Despite a 140% rise since the March 23 lows of this year, at the current price of around $71 per share we believe PVH Corp stock (NYSE: PVH) has more room to grow. PVH’s stock has rallied from $29 to $71 off the recent bottom compared to the S&P which moved 52% over the same time period. Gradual store re-openings, as well as a rebound in demand for luxury products, has helped the stock in beating the overall market. However, the stock is down 48% from levels seen in early 2018, over two years ago, and is well below the level it was at before the drop in February due to the coronavirus outbreak becoming a pandemic. Despite the steady rise since the March 23 lows, we feel that the company’s stock still has potential, as it will see an upswing in demand as the situation normalizes, and its valuation implies it has further to go. Our dashboard, ‘Why PVH Stock Moved -48%?‘ provides the key numbers behind our thinking, and we explain more below.
Some of the stock price decline over the last 2 years is justified by the roughly 30% fall seen in PVH’s net income margin from 6% in 2017 to 4.2% in 2019. This decline was partially offset by a 4.7% reduction in share count due to stock repurchases worth $930 million made over the same time period. Overall, PVH’s earnings per share basis fell by nearly 19%, which led to a decline in the company’s stock price. Notably, though, the company’s revenues have seen a steady growth of 11.2% between 2017 and 2019.
Finally, PVH’s P/E multiple remained flat around 19x between 2017 and 2019. While the company’s P/E has declined to around 13x, it seems to be undervalued when the current P/E is compared to levels seen in the past years – P/E of 19x over 2017-2019. We believe the stock is likely to see a decent upside despite the recent rally and the potential weakness from a recession-driven by the Covid outbreak.
How Is Coronavirus Impacting PVH’s Stock?
The Coronavirus crisis has hit the apparel industry hard.

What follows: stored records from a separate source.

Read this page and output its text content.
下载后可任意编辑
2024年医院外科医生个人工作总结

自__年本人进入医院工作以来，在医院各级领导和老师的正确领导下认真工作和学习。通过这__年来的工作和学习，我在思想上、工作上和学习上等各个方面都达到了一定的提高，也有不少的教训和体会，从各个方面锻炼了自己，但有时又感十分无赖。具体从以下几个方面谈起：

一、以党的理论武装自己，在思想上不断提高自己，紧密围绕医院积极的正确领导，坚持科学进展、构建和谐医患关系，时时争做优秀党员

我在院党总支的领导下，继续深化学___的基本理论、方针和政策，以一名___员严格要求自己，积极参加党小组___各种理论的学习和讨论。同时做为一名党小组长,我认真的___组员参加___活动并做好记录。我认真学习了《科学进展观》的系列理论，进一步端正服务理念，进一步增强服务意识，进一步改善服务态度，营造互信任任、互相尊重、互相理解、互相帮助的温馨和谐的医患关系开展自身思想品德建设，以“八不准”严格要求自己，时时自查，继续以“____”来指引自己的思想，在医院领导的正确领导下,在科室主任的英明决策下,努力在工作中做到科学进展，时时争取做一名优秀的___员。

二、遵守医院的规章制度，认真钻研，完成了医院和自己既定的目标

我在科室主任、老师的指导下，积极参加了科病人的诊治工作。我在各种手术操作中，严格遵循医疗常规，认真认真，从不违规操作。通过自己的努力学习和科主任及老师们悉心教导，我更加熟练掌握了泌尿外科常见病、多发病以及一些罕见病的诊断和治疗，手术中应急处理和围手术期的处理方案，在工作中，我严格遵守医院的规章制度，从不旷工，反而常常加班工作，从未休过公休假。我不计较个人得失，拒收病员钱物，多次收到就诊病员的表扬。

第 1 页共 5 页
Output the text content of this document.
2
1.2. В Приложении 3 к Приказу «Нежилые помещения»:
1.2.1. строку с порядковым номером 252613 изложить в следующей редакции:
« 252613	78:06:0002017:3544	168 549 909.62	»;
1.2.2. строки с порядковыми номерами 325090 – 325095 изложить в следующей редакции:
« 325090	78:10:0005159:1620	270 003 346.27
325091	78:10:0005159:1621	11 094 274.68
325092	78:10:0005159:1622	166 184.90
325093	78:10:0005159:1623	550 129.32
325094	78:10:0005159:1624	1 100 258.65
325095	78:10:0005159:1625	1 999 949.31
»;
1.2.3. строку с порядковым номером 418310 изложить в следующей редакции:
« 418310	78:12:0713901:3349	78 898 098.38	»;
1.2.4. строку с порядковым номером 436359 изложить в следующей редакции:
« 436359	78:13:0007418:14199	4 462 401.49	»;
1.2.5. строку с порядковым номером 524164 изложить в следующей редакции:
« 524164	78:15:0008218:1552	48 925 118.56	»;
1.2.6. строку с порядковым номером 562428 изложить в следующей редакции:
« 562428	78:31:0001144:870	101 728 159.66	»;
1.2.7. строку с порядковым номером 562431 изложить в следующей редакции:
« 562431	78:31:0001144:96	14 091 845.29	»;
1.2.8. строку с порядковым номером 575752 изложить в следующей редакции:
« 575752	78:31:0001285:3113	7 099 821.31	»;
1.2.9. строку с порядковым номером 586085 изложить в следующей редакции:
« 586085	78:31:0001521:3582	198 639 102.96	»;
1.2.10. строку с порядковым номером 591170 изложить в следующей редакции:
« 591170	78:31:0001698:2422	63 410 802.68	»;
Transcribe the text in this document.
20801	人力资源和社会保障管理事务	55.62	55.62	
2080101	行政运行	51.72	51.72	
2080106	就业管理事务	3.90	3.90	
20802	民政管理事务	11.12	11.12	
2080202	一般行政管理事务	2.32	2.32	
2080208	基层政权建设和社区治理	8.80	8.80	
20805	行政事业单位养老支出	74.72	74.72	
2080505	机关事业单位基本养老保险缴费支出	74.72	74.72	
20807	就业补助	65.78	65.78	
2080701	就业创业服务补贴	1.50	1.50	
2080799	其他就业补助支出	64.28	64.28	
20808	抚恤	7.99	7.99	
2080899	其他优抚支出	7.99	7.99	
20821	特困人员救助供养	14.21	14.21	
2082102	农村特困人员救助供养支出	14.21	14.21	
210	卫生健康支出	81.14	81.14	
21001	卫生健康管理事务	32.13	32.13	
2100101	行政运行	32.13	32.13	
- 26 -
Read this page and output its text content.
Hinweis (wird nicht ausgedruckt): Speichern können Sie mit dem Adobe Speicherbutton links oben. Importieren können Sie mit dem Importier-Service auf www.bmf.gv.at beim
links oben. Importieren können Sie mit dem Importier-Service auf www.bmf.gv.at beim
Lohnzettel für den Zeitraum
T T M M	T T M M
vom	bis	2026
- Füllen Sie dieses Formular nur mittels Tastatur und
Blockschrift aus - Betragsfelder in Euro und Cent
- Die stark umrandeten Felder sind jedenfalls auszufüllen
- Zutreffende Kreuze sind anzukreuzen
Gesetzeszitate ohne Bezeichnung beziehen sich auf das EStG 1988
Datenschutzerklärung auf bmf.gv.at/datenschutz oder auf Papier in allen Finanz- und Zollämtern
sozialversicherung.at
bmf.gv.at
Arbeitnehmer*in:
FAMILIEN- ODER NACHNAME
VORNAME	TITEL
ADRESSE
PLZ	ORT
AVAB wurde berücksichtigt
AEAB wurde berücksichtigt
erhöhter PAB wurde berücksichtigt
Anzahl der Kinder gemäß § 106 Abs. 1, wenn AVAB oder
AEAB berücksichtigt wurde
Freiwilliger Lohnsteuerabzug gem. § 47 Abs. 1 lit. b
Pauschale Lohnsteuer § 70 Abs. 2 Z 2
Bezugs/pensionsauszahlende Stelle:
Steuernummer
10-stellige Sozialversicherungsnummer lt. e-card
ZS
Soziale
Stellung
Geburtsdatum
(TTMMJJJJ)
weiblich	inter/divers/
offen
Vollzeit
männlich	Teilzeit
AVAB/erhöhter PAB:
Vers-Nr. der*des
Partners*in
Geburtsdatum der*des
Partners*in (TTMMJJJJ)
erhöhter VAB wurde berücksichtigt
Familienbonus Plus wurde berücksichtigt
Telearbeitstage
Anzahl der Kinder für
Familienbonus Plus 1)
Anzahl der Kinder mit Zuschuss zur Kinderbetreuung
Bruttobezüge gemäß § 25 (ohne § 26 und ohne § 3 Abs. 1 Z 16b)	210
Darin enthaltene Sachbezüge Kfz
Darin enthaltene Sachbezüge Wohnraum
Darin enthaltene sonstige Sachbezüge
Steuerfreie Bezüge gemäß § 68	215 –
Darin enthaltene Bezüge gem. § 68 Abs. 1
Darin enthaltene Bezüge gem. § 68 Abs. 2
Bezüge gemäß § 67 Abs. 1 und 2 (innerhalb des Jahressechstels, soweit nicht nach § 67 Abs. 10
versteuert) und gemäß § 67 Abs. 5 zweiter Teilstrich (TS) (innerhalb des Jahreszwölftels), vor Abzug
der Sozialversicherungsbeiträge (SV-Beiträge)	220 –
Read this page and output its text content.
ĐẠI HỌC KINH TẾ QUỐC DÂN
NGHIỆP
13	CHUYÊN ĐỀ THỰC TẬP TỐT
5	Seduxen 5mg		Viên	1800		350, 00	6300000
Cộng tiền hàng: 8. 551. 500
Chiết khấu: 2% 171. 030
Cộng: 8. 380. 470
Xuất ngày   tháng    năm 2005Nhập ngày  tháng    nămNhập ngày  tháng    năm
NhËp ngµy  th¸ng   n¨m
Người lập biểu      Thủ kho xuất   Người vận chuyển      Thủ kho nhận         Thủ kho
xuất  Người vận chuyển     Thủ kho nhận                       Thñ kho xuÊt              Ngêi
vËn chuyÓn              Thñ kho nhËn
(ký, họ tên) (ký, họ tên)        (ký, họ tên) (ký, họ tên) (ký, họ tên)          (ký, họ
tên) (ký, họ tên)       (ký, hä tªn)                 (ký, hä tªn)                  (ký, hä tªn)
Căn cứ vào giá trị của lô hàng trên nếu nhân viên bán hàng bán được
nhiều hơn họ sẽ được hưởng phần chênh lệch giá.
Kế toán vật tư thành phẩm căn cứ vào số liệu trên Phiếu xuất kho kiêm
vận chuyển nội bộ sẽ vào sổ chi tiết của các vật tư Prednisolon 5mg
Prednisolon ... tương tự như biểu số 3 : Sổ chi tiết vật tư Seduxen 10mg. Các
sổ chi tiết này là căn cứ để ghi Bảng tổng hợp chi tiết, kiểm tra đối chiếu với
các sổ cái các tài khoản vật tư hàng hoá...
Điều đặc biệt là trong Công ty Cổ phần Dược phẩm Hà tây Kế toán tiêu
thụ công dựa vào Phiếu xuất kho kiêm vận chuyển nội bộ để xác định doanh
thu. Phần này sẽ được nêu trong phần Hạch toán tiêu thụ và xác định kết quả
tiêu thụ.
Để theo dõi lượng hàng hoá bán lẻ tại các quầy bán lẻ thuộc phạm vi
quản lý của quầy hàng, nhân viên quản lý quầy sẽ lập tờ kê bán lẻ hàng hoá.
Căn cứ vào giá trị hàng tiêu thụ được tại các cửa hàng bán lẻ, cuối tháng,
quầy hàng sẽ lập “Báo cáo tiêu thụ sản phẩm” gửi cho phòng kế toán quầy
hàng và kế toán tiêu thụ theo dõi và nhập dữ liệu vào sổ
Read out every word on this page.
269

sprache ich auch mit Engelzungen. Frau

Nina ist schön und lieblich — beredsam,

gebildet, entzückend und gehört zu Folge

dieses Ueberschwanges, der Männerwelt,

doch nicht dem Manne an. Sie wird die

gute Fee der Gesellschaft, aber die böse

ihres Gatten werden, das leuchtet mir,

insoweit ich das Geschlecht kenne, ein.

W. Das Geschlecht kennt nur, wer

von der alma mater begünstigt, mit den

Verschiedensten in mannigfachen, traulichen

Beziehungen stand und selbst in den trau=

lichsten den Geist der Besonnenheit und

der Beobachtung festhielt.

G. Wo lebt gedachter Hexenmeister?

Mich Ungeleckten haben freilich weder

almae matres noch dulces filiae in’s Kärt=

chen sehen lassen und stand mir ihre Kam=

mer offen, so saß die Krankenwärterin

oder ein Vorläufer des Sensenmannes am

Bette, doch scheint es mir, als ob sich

Fading consumer demand, reduced discretionary spending, and stay-at-home orders resulting in stores remaining closed continue to take their toll on the apparel industry. The effects of Covid-19 were clearly evident in the company’s Q2 2020 (ending July) earnings, with the company’s revenues plunging by 33% y-o-y to $1.6 billion. However, the company has two of the most recognized brands in the luxury apparel industry in the name of Tommy Hilfiger and Calvin Klein. PVH’s brand appeal and a diversified geographical business should help the company’s revenue to recover. Furthermore, the company’s stores have re-opened which should provide a boost to the company’s revenues as mall traffic returns to normal, given that PVH has one of the largest retail footprints. To sum things up, although PVH’s revenues are likely to be lower in FY’21, PVH’s stock currently seems undervalued due to its strong underlying fundamentals and brand appeal.
Moreover, over the coming months, we expect continued improvement in demand and subdued growth in the number of new Covid-19 cases in the U.S. to buoy market expectations. Following the Fed stimulus, which set a floor on fear, the market has been willing to “look through” the current weak period and take a longer-term view, with investors now mainly focusing their attention on 2021 results.